Logistic Regression equation - binarization of nominal attributes

classic Classic list List threaded Threaded
2 messages Options
Reply | Threaded
Open this post in threaded view
|

Logistic Regression equation - binarization of nominal attributes

Luisa
The probabilities of a logistic regression are given by:

P(1| a,b,c) = 1 / (1 + Exp(w0 + w1*a + w2*b ))   (Eq1)
where the ws are the weights, and a, b are the attribute values.

I have a database with 3 attributes and a class: attribute a = CATEG (nominal with 3 different values = multipara/primipara/novilha), attribute b = RACATO (nominal with 2 different values = nelore/angus).

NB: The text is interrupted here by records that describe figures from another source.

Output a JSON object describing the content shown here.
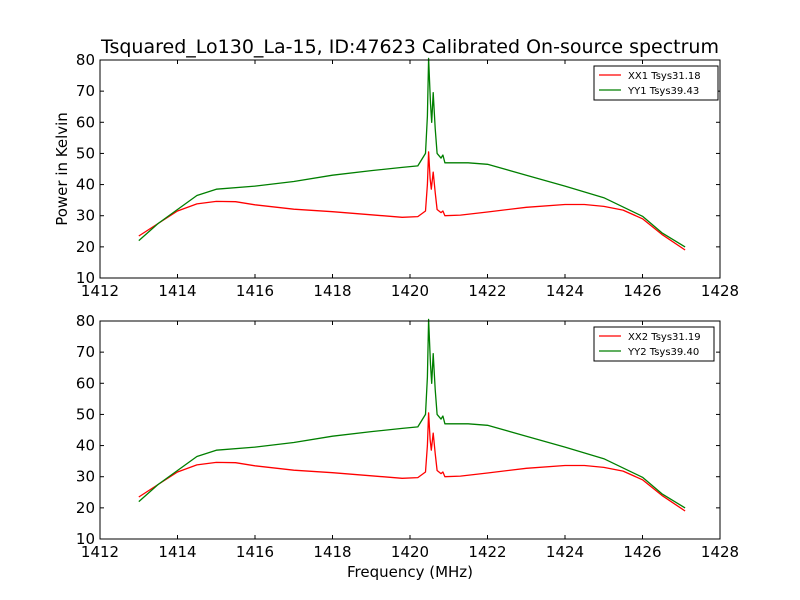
{
  "chart_data": [
    {
      "type": "line",
      "title": "Tsquared_Lo130_La-15, ID:47623 Calibrated On-source spectrum",
      "xlabel": "",
      "ylabel": "Power in Kelvin",
      "xlim": [
        1412,
        1428
      ],
      "ylim": [
        10,
        80
      ],
      "xticks": [
        1412,
        1414,
        1416,
        1418,
        1420,
        1422,
        1424,
        1426,
        1428
      ],
      "yticks": [
        10,
        20,
        30,
        40,
        50,
        60,
        70,
        80
      ],
      "grid": false,
      "legend_position": "top-right",
      "series": [
        {
          "name": "XX1 Tsys31.18",
          "color": "#ff0000",
          "points": [
            [
              1413.0,
              23.5
            ],
            [
              1413.5,
              27.5
            ],
            [
              1414.0,
              31.5
            ],
            [
              1414.5,
              33.8
            ],
            [
              1415.0,
              34.6
            ],
            [
              1415.5,
              34.5
            ],
            [
              1416.0,
              33.5
            ],
            [
              1417.0,
              32.1
            ],
            [
              1418.0,
              31.3
            ],
            [
              1419.0,
              30.3
            ],
            [
              1419.8,
              29.5
            ],
            [
              1420.2,
              29.7
            ],
            [
              1420.4,
              31.5
            ],
            [
              1420.45,
              40.0
            ],
            [
              1420.48,
              50.5
            ],
            [
              1420.52,
              42.0
            ],
            [
              1420.55,
              38.5
            ],
            [
              1420.6,
              44.0
            ],
            [
              1420.65,
              37.5
            ],
            [
              1420.7,
              32.0
            ],
            [
              1420.8,
              31.0
            ],
            [
              1420.85,
              31.5
            ],
            [
              1420.9,
              30.0
            ],
            [
              1421.3,
              30.2
            ],
            [
              1422.0,
              31.2
            ],
            [
              1423.0,
              32.7
            ],
            [
              1424.0,
              33.6
            ],
            [
              1424.5,
              33.6
            ],
            [
              1425.0,
              33.0
            ],
            [
              1425.5,
              31.8
            ],
            [
              1426.0,
              29.0
            ],
            [
              1426.5,
              24.0
            ],
            [
              1427.1,
              19.0
            ]
          ]
        },
        {
          "name": "YY1 Tsys39.43",
          "color": "#007f00",
          "points": [
            [
              1413.0,
              22.0
            ],
            [
              1413.5,
              27.5
            ],
            [
              1414.0,
              32.0
            ],
            [
              1414.5,
              36.5
            ],
            [
              1415.0,
              38.5
            ],
            [
              1416.0,
              39.5
            ],
            [
              1417.0,
              41.0
            ],
            [
              1418.0,
              43.0
            ],
            [
              1419.0,
              44.5
            ],
            [
              1419.8,
              45.5
            ],
            [
              1420.2,
              46.0
            ],
            [
              1420.4,
              50.0
            ],
            [
              1420.45,
              62.0
            ],
            [
              1420.48,
              80.5
            ],
            [
              1420.53,
              66.0
            ],
            [
              1420.56,
              60.0
            ],
            [
              1420.6,
              69.5
            ],
            [
              1420.65,
              58.0
            ],
            [
              1420.7,
              50.0
            ],
            [
              1420.8,
              48.5
            ],
            [
              1420.85,
              49.5
            ],
            [
              1420.9,
              47.0
            ],
            [
              1421.5,
              47.0
            ],
            [
              1422.0,
              46.5
            ],
            [
              1423.0,
              43.0
            ],
            [
              1424.0,
              39.5
            ],
            [
              1425.0,
              35.8
            ],
            [
              1426.0,
              29.8
            ],
            [
              1426.5,
              24.5
            ],
            [
              1427.1,
              20.0
            ]
          ]
        }
      ]
    },
    {
      "type": "line",
      "title": "",
      "xlabel": "Frequency (MHz)",
      "ylabel": "",
      "xlim": [
        1412,
        1428
      ],
      "ylim": [
        10,
        80
      ],
      "xticks": [
        1412,
        1414,
        1416,
        1418,
        1420,
        1422,
        1424,
        1426,
        1428
      ],
      "yticks": [
        10,
        20,
        30,
        40,
        50,
        60,
        70,
        80
      ],
      "grid": false,
      "legend_position": "top-right",
      "series": [
        {
          "name": "XX2 Tsys31.19",
          "color": "#ff0000",
          "points": [
            [
              1413.0,
              23.5
            ],
            [
              1413.5,
              27.5
            ],
            [
              1414.0,
              31.5
            ],
            [
              1414.5,
              33.8
            ],
            [
              1415.0,
              34.6
            ],
            [
              1415.5,
              34.5
            ],
            [
              1416.0,
              33.5
            ],
            [
              1417.0,
              32.1
            ],
            [
              1418.0,
              31.3
            ],
            [
              1419.0,
              30.3
            ],
            [
              1419.8,
              29.5
            ],
            [
              1420.2,
              29.7
            ],
            [
              1420.4,
              31.5
            ],
            [
              1420.45,
              40.0
            ],
            [
              1420.48,
              50.5
            ],
            [
              1420.52,
              42.0
            ],
            [
              1420.55,
              38.5
            ],
            [
              1420.6,
              44.0
            ],
            [
              1420.65,
              37.5
            ],
            [
              1420.7,
              32.0
            ],
            [
              1420.8,
              31.0
            ],
            [
              1420.85,
              31.5
            ],
            [
              1420.9,
              30.0
            ],
            [
              1421.3,
              30.2
            ],
            [
              1422.0,
              31.2
            ],
            [
              1423.0,
              32.7
            ],
            [
              1424.0,
              33.6
            ],
            [
              1424.5,
              33.6
            ],
            [
              1425.0,
              33.0
            ],
            [
              1425.5,
              31.8
            ],
            [
              1426.0,
              29.0
            ],
            [
              1426.5,
              24.0
            ],
            [
              1427.1,
              19.0
            ]
          ]
        },
        {
          "name": "YY2 Tsys39.40",
          "color": "#007f00",
          "points": [
            [
              1413.0,
              22.0
            ],
            [
              1413.5,
              27.5
            ],
            [
              1414.0,
              32.0
            ],
            [
              1414.5,
              36.5
            ],
            [
              1415.0,
              38.5
            ],
            [
              1416.0,
              39.5
            ],
            [
              1417.0,
              41.0
            ],
            [
              1418.0,
              43.0
            ],
            [
              1419.0,
              44.5
            ],
            [
              1419.8,
              45.5
            ],
            [
              1420.2,
              46.0
            ],
            [
              1420.4,
              50.0
            ],
            [
              1420.45,
              62.0
            ],
            [
              1420.48,
              80.5
            ],
            [
              1420.53,
              66.0
            ],
            [
              1420.56,
              60.0
            ],
            [
              1420.6,
              69.5
            ],
            [
              1420.65,
              58.0
            ],
            [
              1420.7,
              50.0
            ],
            [
              1420.8,
              48.5
            ],
            [
              1420.85,
              49.5
            ],
            [
              1420.9,
              47.0
            ],
            [
              1421.5,
              47.0
            ],
            [
              1422.0,
              46.5
            ],
            [
              1423.0,
              43.0
            ],
            [
              1424.0,
              39.5
            ],
            [
              1425.0,
              35.8
            ],
            [
              1426.0,
              29.8
            ],
            [
              1426.5,
              24.5
            ],
            [
              1427.1,
              20.0
            ]
          ]
        }
      ]
    }
  ]
}
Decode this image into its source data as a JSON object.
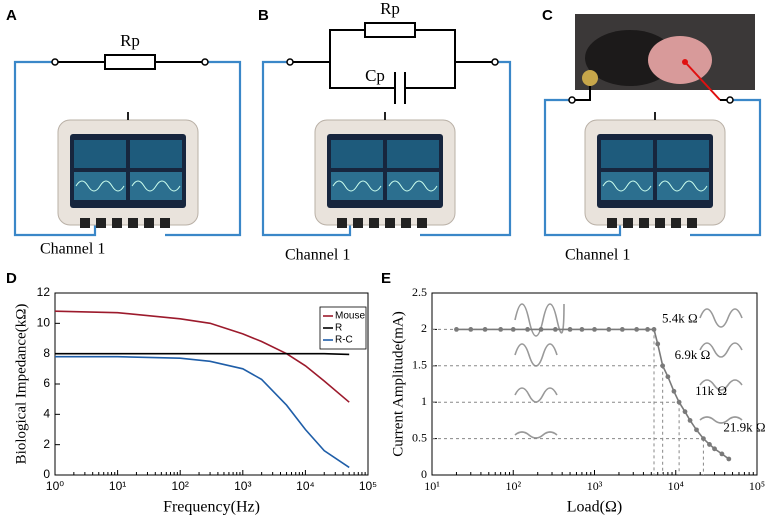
{
  "panels": [
    {
      "label": "A",
      "resistor": "Rp",
      "channel": "Channel 1"
    },
    {
      "label": "B",
      "resistor": "Rp",
      "capacitor": "Cp",
      "channel": "Channel 1"
    },
    {
      "label": "C",
      "channel": "Channel 1"
    }
  ],
  "chart_data": [
    {
      "type": "line",
      "panel": "D",
      "xlabel": "Frequency(Hz)",
      "ylabel": "Biological Impedance(kΩ)",
      "xscale": "log",
      "x": [
        1,
        10,
        100,
        300,
        1000,
        2000,
        5000,
        10000,
        20000,
        50000
      ],
      "series": [
        {
          "name": "Mouse",
          "color": "#9c1a2c",
          "values": [
            10.8,
            10.7,
            10.3,
            10.0,
            9.3,
            8.8,
            8.0,
            7.2,
            6.2,
            4.8
          ]
        },
        {
          "name": "R",
          "color": "#000000",
          "values": [
            8,
            8,
            8,
            8,
            8,
            8,
            8,
            8,
            8,
            7.95
          ]
        },
        {
          "name": "R-C",
          "color": "#1f5ea8",
          "values": [
            7.8,
            7.8,
            7.7,
            7.5,
            7.0,
            6.3,
            4.6,
            3.0,
            1.6,
            0.5
          ]
        }
      ],
      "xlim": [
        1,
        100000
      ],
      "xticks": [
        {
          "value": 1,
          "label": "10⁰"
        },
        {
          "value": 10,
          "label": "10¹"
        },
        {
          "value": 100,
          "label": "10²"
        },
        {
          "value": 1000,
          "label": "10³"
        },
        {
          "value": 10000,
          "label": "10⁴"
        },
        {
          "value": 100000,
          "label": "10⁵"
        }
      ],
      "ylim": [
        0,
        12
      ],
      "yticks": [
        0,
        2,
        4,
        6,
        8,
        10,
        12
      ],
      "legend": "top-right"
    },
    {
      "type": "line",
      "panel": "E",
      "xlabel": "Load(Ω)",
      "ylabel": "Current Amplitude(mA)",
      "xscale": "log",
      "x": [
        20,
        30,
        45,
        70,
        100,
        150,
        220,
        330,
        500,
        700,
        1000,
        1500,
        2200,
        3300,
        4500,
        5400,
        6000,
        6900,
        8000,
        9500,
        11000,
        13000,
        15000,
        18000,
        21900,
        26000,
        30000,
        37000,
        45000
      ],
      "series": [
        {
          "color": "#7a7a7a",
          "values": [
            2,
            2,
            2,
            2,
            2,
            2,
            2,
            2,
            2,
            2,
            2,
            2,
            2,
            2,
            2,
            2,
            1.8,
            1.5,
            1.35,
            1.15,
            1.0,
            0.87,
            0.75,
            0.62,
            0.5,
            0.42,
            0.36,
            0.29,
            0.22
          ]
        }
      ],
      "annotations": [
        {
          "text": "5.4k Ω",
          "x": 5400,
          "y": 2
        },
        {
          "text": "6.9k Ω",
          "x": 6900,
          "y": 1.5
        },
        {
          "text": "11k Ω",
          "x": 11000,
          "y": 1
        },
        {
          "text": "21.9k Ω",
          "x": 21900,
          "y": 0.5
        }
      ],
      "xlim": [
        10,
        100000
      ],
      "xticks": [
        {
          "value": 10,
          "label": "10¹"
        },
        {
          "value": 100,
          "label": "10²"
        },
        {
          "value": 1000,
          "label": "10³"
        },
        {
          "value": 10000,
          "label": "10⁴"
        },
        {
          "value": 100000,
          "label": "10⁵"
        }
      ],
      "ylim": [
        0,
        2.5
      ],
      "yticks": [
        0,
        0.5,
        1,
        1.5,
        2,
        2.5
      ]
    }
  ]
}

Class (DG  is binary: 0/1)

I have run logistic regression in weka and obtain the following weights:

                     Class
Variable                 1
==========================
CATEG=MULTIPARA    -0.1952
CATEG=PRIMIPARA     0.1182
CATEG=NOVILHA       0.1953
RACATO=NELORE      -0.0599
Intercept           0.4637

I do understand that if I have the following instance
CATEG= MULTIPARA   RACATO = NELORE

then the probability of this instance having class 1 is 
P(DG=1| instance)  = 1/ (1+ Exp(0.4637 +  -0.1952*1 +  -0.0599*1))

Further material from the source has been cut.